Spiders are predators, right? Webs, catching flies, stashing them for later. You know how it works. They’re the personification of terrifying non-human predators. Too many legs, too many eyes. Shelob and Aragog. Teeming baby spiders, crawling on their backs. They’re the stuff of nightmares.
Until you meet one that isn’t. This is Bagheera kiplingi — named after the panther in The Jungle Book, and the book’s author. Out of the approximately 40,000 identified species of spiders, it’s the only vegetarian. B. Kiplingi feeds on nutrient rich buds on acacia plants. According to the new research identifying the spider as vegetarian, its hunting skills come into use elsewhere. The acacia is defended by ants, who take shelter in the hollow needles of the plant. The ants attempt to defend the buds in exchange for food and a place to hunker down.
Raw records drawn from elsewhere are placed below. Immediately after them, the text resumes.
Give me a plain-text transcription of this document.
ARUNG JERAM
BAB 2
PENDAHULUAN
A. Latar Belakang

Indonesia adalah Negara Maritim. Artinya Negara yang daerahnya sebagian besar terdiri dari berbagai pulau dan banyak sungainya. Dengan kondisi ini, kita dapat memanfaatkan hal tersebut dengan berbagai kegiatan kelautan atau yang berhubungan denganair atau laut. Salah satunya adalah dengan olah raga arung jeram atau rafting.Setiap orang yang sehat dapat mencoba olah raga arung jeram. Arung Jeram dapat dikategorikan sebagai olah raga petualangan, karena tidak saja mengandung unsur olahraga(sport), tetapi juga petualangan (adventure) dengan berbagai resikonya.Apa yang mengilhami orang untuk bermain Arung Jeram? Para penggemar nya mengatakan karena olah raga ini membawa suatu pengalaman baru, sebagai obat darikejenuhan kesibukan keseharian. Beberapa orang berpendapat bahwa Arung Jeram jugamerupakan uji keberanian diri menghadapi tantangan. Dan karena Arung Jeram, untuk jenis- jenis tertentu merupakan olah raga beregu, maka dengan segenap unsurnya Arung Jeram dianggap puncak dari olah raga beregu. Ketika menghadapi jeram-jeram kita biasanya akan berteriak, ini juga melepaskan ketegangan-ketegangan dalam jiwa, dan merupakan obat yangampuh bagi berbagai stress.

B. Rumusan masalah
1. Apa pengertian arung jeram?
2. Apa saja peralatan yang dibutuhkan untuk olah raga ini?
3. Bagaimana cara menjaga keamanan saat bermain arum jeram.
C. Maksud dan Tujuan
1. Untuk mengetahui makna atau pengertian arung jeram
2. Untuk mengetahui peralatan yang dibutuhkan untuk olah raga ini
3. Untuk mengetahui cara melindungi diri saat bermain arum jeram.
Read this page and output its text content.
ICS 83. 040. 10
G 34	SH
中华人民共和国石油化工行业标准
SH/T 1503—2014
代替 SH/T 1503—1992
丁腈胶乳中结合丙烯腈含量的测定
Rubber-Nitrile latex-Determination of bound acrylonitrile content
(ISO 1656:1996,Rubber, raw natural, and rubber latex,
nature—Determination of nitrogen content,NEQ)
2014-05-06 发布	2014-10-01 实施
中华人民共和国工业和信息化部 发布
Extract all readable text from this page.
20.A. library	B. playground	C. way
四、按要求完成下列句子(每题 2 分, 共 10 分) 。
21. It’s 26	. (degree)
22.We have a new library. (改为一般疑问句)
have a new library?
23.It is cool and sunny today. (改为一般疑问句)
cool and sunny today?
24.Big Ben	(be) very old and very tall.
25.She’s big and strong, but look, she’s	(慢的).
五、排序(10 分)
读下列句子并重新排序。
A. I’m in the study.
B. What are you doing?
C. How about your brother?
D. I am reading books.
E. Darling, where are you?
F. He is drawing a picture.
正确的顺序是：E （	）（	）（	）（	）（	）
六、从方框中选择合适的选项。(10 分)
The spider then leaps from thorn to thorn, handily avoiding the ants and still gaining its meals.
“It is utterly surreal,” says researcher Christopher Meehan, “to see a spider use such effective hunting strategies to hunt a plant.”
Normally, I imagine the spider’s silk would suffer from a lack of meat, as the web is primarily made of protein. However, jumping spiders don’t make webs (iirc), so I think this wouldn’t be an issue.